SUSHI MIKE'S sits on Main Street, U.S.A. (or at least Dobbs Ferry's version of it); it features jazz and blues recordings to dine by; it offers a specialty roll called American Hero; and it hangs a framed print of Madama Butterfly -- all of which calls into question the spirit of the place: Eastern or Western?
This restaurant may sound like a hybrid, but one look at the menu, with its full range of sushi and sashimi, its one-pot dishes and interesting broiled items will put to rest any doubts about culinary allegiance.
The delightfully long list of starters includes a number of items rarely found elsewhere. Especially delectable was grilled cheek of yellowtail, which arrived still cradled in half the fish's jaw. Negitoro, another terrific starter, was a roll of finely chopped yellowtail and mild Japanese leek. That chopped yellowtail appeared again as tataki with touches of scallion, caviar and spicy wasabi sauce.
This kitchen has a wonderful knack for balancing texture and seasoning. Grilled salmon skin, glazed with sweet soy sauce, came in a salad with crunchy vinegared cucumber and a fine julienne of seaweed. Octopus in sweet vinegar sauce had been cooked to just the right texture, between tender and satisfyingly chewy.
A juicy nugget of shrimp (shumai) was held together by a wrapping of dough so thin it was almost translucent. Standard pork dumplings (gyoza) passed muster. The only disappointment was yakitori; the skewered nuggets of chicken were tough and dry.
Simple rolls, generous chirashi (raw fish on a bed of lovely seasoned rice) and excellent sushi were all on hand, but the creative, irresistible specialty rolls made up the core of this restaurant's offerings. It would be hard to go wrong choosing at random.
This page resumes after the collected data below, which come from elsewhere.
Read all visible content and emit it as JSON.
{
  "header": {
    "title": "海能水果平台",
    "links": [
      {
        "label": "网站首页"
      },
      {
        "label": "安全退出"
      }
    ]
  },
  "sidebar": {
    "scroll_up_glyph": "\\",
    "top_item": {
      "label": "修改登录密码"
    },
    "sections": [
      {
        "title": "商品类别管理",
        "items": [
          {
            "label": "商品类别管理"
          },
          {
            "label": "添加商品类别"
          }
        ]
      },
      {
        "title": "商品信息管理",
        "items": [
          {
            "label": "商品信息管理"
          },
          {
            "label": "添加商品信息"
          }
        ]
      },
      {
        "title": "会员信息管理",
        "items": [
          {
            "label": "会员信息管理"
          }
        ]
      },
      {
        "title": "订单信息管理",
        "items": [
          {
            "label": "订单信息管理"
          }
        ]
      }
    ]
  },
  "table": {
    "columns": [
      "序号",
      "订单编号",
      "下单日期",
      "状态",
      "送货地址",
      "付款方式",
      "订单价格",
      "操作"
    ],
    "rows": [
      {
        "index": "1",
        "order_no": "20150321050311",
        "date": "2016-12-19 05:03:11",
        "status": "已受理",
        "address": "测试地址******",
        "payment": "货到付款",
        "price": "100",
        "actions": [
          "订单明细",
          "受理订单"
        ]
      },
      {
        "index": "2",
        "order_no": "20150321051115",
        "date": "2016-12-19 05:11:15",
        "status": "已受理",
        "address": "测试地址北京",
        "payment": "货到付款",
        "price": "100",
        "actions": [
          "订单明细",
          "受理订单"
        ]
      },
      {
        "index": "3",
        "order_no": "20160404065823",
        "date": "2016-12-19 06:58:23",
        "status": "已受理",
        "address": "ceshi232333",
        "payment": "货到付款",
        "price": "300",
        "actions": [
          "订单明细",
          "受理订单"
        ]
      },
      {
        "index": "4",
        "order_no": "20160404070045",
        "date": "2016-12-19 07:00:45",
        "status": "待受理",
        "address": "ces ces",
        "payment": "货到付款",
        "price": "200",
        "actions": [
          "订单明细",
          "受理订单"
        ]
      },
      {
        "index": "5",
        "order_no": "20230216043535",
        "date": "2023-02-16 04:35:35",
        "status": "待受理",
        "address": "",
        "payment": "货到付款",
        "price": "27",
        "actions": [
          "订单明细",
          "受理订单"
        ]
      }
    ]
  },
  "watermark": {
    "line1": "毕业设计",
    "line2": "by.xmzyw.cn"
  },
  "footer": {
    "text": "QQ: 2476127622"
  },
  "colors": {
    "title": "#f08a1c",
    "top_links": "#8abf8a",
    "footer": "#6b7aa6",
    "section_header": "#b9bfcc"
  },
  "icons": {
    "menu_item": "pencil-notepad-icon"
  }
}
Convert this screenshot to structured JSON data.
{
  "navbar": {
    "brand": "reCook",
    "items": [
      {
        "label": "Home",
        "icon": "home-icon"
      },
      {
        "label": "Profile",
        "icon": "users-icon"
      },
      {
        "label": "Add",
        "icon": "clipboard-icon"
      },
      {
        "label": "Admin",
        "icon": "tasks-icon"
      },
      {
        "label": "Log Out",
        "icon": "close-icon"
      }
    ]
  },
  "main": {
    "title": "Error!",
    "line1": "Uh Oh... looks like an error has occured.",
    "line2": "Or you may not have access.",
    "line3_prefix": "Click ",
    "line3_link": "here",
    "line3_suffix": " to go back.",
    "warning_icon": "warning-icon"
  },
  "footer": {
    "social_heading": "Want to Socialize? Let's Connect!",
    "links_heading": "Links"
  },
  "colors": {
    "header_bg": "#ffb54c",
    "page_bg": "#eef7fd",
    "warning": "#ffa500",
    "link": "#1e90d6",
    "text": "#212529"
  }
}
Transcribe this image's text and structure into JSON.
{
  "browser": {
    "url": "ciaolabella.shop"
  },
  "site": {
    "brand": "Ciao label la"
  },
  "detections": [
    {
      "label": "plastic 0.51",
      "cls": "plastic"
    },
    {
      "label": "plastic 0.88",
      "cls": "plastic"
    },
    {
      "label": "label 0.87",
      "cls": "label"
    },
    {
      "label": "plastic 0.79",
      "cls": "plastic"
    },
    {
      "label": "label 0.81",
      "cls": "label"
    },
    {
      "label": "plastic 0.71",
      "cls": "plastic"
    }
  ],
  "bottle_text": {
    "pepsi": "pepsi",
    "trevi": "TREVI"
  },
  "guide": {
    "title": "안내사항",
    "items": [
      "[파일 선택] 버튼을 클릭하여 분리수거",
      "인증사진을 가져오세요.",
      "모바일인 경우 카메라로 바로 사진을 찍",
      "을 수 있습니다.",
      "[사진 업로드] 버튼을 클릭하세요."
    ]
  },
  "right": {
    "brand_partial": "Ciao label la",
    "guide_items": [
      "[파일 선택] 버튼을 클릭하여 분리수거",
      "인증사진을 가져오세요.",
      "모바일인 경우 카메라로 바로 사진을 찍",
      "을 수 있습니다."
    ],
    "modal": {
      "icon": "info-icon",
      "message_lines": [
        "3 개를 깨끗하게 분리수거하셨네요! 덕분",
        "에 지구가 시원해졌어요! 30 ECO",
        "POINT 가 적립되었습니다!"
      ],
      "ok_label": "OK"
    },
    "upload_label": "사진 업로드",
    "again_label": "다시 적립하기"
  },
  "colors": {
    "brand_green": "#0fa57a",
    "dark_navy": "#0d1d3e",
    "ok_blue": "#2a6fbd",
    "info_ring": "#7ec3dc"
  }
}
At $12 the most expensive single roll on the menu, Fantastic Roll arrived oversized and wrapped in white seaweed. Inside the roll, salmon, tuna, yellowtail, flying fish roe, avocado and other vegetables were employed in such careful proportion that no one ingredient overwhelmed another.
Shrimp and avocado, with smoked eel adorning the top, were the main ingredients in Sushi Mike's Special Roll. Red flying fish roe speckled the impossibly thin avocado ''scales'' covering sinuous Green Dragon Roll, packed with eel and cucumber.
Dishes labeled ''spicy'' had unmistakable incendiary notes.
Cooked entrees in general seemed less interesting. Diners who enjoy the tang of jalapeño will find the peppers strewn atop broiled chicken in spicy teriyaki sauce. Most teriyaki dishes were also available without peppery heat. Both salmon and jumbo shrimp versions were decent without being outstanding.
Tasty and not at all oily, pan-fried noodles (yaki soba) with seafood was a goodlight choice, as was soft-shell crab tempura with spicy sauce.
For a different dessert, try mochi, a sweet rice paste that enclosed a center of ice cream.
Toasty green tea was particularly flavorful, and ended a meal nicely.
A couple of wines by the glass were available for those forgoing Japanese beer, the best drink with this food.
It's rare to find a Japanese restaurant that offers fare much beyond the expected sushi and teri combinations. Sushi Mike's, where everyone goes -- from young families to young couples to grandparents -- boasts a long and interesting menu that makes up for its small size.
Sushi Mike's
146 Main Street (at Cedar Street),
Dobbs Ferry. (914) 591-0054.
VERY GOOD
ATMOSPHERE Tight, bright, charming corner restaurant with a tiny sushi bar. Service is gracious but can be slow at peak times. Parking on the street or in the lot off Cedar Street, in the back of the restaurant.
RECOMMENDED DISHES Shrimp shumai, grilled yellowtail cheek (hamachi kama), beef negimaki, negitoro, broiled octopus, salmon skin salad, Fantastic Roll, Sushi Mike's Roll, Green Dragon Roll, tuna roll, shrimp and salmon teriyaki, mochi.
PRICES Lunch, main dishes, $8 to $13 (soup or salad included). Dinner, main dishes, $11 to $25 (soup and salad usually included).
CREDIT CARDS Major cards accepted.
HOURS Lunch, Mondays and Wednesdays through Fridays, 11:30 a.m. to 3 p.m. Dinner, Mondays, Wednesdays and Thursdays, 4:30 to 10 p.m.; Fridays and Saturdays, 4:30 to 11 p.m.; Sundays, 3 to 10 p.m.
RESERVATIONS Accepted.
WHEELCHAIR ACCESS Two narrow steps at entrance.
THE RATINGS Excellent, Very good, Good, Satisfactory, Poor.
Ratings reflect the reviewer's reaction primarily to food, with ambience and service taken into consideration. Menu listings and prices are subject to change.